Однако нигде и в помине нет клочка низкого берега, где можно было бы безопасно пристать.
— Как же мы попадем на остров, капитан?
— Катер останется в проливе, но вы даже и не заметите, как окажетесь на острове, мы уже почти на месте. Видите, вон там? Другим способом наверх не попасть. Скалы здесь слишком крутые, весь день по ним хлещет прибой.
В самой узкой горловине пролива между южным и средним островами в 10 метрах над водой возвышается деревянное сооружение. Под ним укреплен подъемный трап, а со столбов в конце площадки свисает веревочная лестница. Высоко на скале, левее причала, сбились в кучу строения, обложенные грудами мешков. На мачте, укрепленной возле этих строений, в знак приветствия взвился перуанский флаг, и несколько человек замахали нам руками и шляпами.
Капитан высунулся из рубки.
— Эй, Панчо, глуши мотор! И отдай якорь!
Юный поэт вновь превратился в юнгу, работа так и закипела в его руках. А тем временем по крутой тропинке и ступеням, вырубленным в скале, обгоняя друг друга, к причалу бегут люди. Один из них в мгновение ока ловко соскользнул по веревочной лестнице и прыгнул сверху в раскачивающуюся на волнах лодку.
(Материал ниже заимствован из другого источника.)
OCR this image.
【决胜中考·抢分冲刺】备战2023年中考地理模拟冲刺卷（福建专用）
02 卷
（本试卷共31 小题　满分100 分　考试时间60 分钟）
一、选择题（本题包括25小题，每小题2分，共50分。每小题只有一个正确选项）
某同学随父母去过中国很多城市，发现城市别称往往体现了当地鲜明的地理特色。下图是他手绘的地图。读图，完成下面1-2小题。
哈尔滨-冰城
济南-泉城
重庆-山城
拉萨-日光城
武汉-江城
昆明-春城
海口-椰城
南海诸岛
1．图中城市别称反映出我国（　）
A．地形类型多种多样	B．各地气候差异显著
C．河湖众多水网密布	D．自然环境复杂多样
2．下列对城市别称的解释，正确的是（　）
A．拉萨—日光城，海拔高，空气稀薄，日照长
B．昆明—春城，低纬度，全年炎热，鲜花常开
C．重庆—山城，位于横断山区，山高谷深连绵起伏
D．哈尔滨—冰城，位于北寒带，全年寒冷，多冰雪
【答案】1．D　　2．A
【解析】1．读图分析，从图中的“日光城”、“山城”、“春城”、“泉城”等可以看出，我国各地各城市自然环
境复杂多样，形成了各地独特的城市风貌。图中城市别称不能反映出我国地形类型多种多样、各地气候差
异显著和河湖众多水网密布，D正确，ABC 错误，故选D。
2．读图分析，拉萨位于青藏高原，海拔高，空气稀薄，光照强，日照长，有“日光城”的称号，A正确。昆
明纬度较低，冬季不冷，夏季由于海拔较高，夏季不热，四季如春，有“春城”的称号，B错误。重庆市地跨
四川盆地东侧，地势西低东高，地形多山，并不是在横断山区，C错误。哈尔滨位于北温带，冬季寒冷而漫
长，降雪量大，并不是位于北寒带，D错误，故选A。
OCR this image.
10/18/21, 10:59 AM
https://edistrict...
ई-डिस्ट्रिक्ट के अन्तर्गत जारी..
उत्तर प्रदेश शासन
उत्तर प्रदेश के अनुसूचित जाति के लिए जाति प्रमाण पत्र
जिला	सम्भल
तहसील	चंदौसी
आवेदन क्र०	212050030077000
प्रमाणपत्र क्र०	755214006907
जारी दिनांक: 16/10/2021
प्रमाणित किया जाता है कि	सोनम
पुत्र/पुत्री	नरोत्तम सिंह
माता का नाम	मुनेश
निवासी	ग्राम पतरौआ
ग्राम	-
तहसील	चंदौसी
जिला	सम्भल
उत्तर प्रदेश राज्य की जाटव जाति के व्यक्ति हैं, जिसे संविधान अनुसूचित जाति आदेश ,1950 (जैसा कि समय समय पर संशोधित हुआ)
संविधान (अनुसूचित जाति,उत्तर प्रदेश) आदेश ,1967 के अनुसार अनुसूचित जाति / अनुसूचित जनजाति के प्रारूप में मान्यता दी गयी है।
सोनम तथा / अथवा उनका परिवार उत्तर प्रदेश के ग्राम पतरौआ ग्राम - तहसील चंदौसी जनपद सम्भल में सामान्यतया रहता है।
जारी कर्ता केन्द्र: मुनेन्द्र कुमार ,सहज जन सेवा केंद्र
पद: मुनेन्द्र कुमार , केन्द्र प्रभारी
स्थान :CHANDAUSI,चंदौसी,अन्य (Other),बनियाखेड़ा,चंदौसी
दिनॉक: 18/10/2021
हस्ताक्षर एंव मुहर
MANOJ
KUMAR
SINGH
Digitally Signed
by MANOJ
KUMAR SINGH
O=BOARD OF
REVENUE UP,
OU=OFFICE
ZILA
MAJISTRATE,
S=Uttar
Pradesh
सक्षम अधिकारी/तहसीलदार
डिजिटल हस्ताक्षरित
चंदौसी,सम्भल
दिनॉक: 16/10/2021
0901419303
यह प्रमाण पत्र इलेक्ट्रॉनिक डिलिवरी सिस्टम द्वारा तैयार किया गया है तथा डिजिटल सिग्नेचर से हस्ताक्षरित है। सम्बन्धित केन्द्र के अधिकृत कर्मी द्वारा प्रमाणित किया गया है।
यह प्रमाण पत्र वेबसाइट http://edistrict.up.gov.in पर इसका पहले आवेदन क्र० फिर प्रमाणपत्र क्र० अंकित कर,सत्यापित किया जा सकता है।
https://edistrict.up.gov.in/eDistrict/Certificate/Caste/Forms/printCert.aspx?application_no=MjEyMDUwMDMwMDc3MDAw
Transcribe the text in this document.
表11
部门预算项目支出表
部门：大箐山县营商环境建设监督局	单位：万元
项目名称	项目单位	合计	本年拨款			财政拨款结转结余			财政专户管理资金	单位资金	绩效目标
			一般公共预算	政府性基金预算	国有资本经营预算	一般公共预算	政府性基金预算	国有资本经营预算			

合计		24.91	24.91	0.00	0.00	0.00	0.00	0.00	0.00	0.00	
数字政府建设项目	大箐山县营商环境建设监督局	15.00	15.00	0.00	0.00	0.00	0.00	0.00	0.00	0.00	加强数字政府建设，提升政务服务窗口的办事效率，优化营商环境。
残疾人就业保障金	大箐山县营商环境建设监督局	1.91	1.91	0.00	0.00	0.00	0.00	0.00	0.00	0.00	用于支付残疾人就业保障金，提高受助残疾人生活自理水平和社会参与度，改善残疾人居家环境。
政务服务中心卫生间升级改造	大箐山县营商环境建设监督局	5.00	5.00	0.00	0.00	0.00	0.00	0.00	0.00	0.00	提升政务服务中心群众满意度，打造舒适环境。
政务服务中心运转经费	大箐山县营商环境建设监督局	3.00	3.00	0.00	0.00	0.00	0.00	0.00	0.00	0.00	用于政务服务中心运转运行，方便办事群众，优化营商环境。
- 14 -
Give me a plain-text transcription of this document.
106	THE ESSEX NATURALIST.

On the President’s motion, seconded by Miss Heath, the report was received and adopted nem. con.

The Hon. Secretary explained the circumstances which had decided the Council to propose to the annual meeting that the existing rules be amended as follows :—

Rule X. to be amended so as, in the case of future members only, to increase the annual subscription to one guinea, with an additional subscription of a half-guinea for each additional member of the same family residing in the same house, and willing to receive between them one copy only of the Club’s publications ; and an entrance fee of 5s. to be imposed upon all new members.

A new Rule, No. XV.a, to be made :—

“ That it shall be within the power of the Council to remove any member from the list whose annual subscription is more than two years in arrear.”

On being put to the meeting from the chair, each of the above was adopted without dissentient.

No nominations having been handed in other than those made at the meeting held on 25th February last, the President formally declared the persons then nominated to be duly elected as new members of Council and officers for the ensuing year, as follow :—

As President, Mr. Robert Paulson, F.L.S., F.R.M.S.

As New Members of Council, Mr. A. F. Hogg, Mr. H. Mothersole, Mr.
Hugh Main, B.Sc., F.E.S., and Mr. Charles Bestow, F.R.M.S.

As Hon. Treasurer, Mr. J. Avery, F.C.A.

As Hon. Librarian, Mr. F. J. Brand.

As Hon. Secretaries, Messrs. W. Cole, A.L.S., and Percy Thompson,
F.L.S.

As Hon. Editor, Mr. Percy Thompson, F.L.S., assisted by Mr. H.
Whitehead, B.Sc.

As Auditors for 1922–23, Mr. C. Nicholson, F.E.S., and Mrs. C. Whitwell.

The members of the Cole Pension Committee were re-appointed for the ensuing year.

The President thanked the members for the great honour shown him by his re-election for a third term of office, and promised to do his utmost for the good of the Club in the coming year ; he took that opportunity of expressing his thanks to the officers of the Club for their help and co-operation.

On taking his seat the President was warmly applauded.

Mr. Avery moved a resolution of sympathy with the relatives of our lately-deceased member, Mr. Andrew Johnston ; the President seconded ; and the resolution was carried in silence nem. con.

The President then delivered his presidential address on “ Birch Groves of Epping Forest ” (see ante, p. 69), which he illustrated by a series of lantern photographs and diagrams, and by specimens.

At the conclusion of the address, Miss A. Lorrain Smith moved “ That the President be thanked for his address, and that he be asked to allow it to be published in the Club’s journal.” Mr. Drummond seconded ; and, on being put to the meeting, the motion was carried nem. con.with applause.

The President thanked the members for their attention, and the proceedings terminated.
Он подгреб к самому «Элио Адриано». Рядом с катером его лодка вдруг стала похожей на ореховую скорлупку. Волны, идущие с океана по проливу между островами, то и дело подбрасывают оба суденышка, как щепки. По пути к берегу мы чувствуем себя, словно на горной железной дороге, с той только разницей, что здесь под нами нет рельсов, которые могли бы подсказать, какой номер выкинет лодка в следующую секунду. Океан грохочет в близких скалах, и гребни волн вдребезги разбиваются о грудь острова в пяти метрах от нас.
— Подъемный трап мы сегодня спустить не можем! — кричат нам люди с площадки, а один из них прикладывает руки ко рту. — Придется вам забираться по веревочной лестнице!
Легко сказать, а как это делается? Никогда в жизни нам не приходилось стоять на веревочной лестнице. Растерянно смотрим друг на друга и на Авилу.
— Ловите трап за конец и лезьте. Руками хватайтесь только за боковой канат. Ноги заносите на деревянные перекладины с боков. Но руками за них не беритесь, — советует капитан.
Веревочная лестница мелькает над головой, нужно только ухватиться за нее и в конце концов выбраться на безопасное место, на твердую землю. Но лодка не ждет. Гребец подъезжает сбоку, подстерегает волну, а затем всей силой наваливается на весла. Конец лестницы, который секунду назад был еще далеко от рук и в метре над головой, сильно ударяется последней перекладиной в дно лодки и тут же снова взлетает вверх. Так это кажется в первую минуту, пока мы не убеждаемся, что лестница висит неподвижно, а лодка вместе с нами, как пробка, носится по волнам.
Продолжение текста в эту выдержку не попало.